Under the current EU Commission proposal, the EDPS would become the competent authority and market surveillance authority for the supervision of EU organizations. However, the full scope of its duties and powers have yet to be established. Another aspect that is still being worked out is how supervision and enforcement would be handled at the level of individual nations; the joint opinion proposes that the existing data protection authorities (DPAs) expand their scope to become “national supervisory authorities” for the purpose of AI oversight. The privacy watchdogs want to see the European Artificial Intelligence Board (EAIB) invested with autonomous power to take initiative in these cases that emerge at the national level.
The EU has historically been privacy-conscious, and the proposed facial recognition ban goes farther than what many other nations have shown a willingness to do. For example, it would forbid the use of biometric AI systems in stadiums and at concerts. It would also presumably forbid the addition of this type of software to the sprawling CCTV camera systems already in place in numerous cities.
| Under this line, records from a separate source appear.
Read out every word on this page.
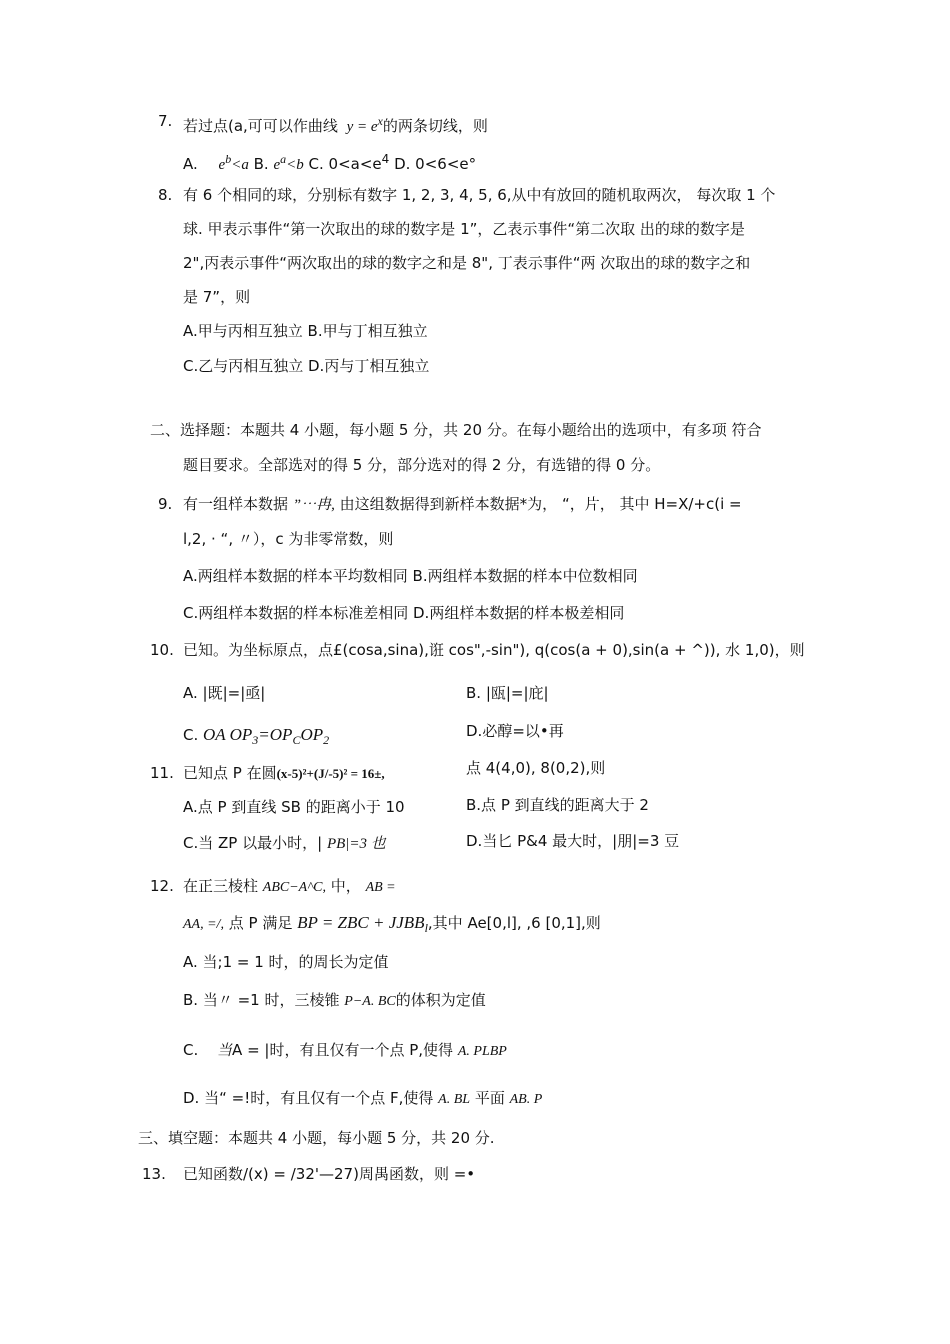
7. 若过点(a,可可以作曲线 $y = e^x$的两条切线，则
A. $e^b<a$ B. $e^a<b$ C. $0<a<e^4$ D. 0<6<e°
8. 有 6 个相同的球，分别标有数字 1, 2, 3, 4, 5, 6,从中有放回的随机取两次， 每次取 1 个
球. 甲表示事件“第一次取出的球的数字是 1”，乙表示事件“第二次取 出的球的数字是
2",丙表示事件“两次取出的球的数字之和是 8", 丁表示事件“两 次取出的球的数字之和
是 7”，则
A.甲与丙相互独立 B.甲与丁相互独立
C.乙与丙相互独立 D.丙与丁相互独立
二、选择题：本题共 4 小题，每小题 5 分，共 20 分。在每小题给出的选项中，有多项 符合
题目要求。全部选对的得 5 分，部分选对的得 2 分，有选错的得 0 分。
9. 有一组样本数据 ”⋯冉, 由这组数据得到新样本数据*为， “，片， 其中 H=X/+c(i =
l,2, · “, 〃），c 为非零常数，则
A.两组样本数据的样本平均数相同 B.两组样本数据的样本中位数相同
C.两组样本数据的样本标准差相同 D.两组样本数据的样本极差相同
10. 已知。为坐标原点，点£(cosa,sina),诳 cos",-sin"), q(cos(a + 0),sin(a + ^)), 水 1,0)，则
A. |既|=|亟|	B. |瓯|=|庇|
C. OA $OP_3=OP_COP_2$	D.必醇=以•再
11. 已知点 P 在圆(x-5)²+(J/-5)² = 16±,	点 4(4,0), 8(0,2),则
A.点 P 到直线 SB 的距离小于 10	B.点 P 到直线的距离大于 2
C.当 ZP 以最小时，| PB|=3 也	D.当匕 P&4 最大时，|朋|=3 豆
12. 在正三棱柱 ABC−A^C, 中， AB =
AA, =/, 点 P 满足 BP = ZBC + $JJBB_l$,其中 Ae[0,l], ,6 [0,1],则
A. 当;1 = 1 时，的周长为定值
B. 当〃 =1 时，三棱锥 P−A. BC的体积为定值
C. 当A = |时，有且仅有一个点 P,使得 A. PLBP
D. 当“ =!时，有且仅有一个点 F,使得 A. BL 平面 AB. P
三、填空题：本题共 4 小题，每小题 5 分，共 20 分.
13. 已知函数/(x) = /32'—27)周禺函数，则 =•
Though the EDPB and EDPS do not have any direct input into the actual language and terms of whatever facial recognition ban might emerge from this, they are highest-level advisory groups to EU lawmakers on the subject of privacy issues. Their opinions generally factor heavily into the eventual terms worked out by the Commission, the Council of the EU and the European Parliament.
Facial recognition complaints from privacy advocates
The proposed facial recognition ban (and attached components) follows complaints from independent EU privacy advocates (most notably the European Digital Rights (EDRi) advocacy network) that the original Commission proposal did little to curb use of AI for mass surveillance purposes. Lobbying groups for the other side of the issue, most notably the U.S. Information Technology Industry Council (which represents big tech behemoths such as Facebook and Google), have mostly issued cautious statements about working with the EU’s high-ranking privacy watchdogs on the facial recognition ban but have also done some mild grumbling about “red tape” holding up development.
An interesting consideration raised by TechCrunch is that Google’s plan to create user cohorts (“FLoCs”) as an alternative to tracking cookies might fall afoul of these new rules if they are adopted as such, if they were to use characteristics that are covered by the Article 21 discrimination rules.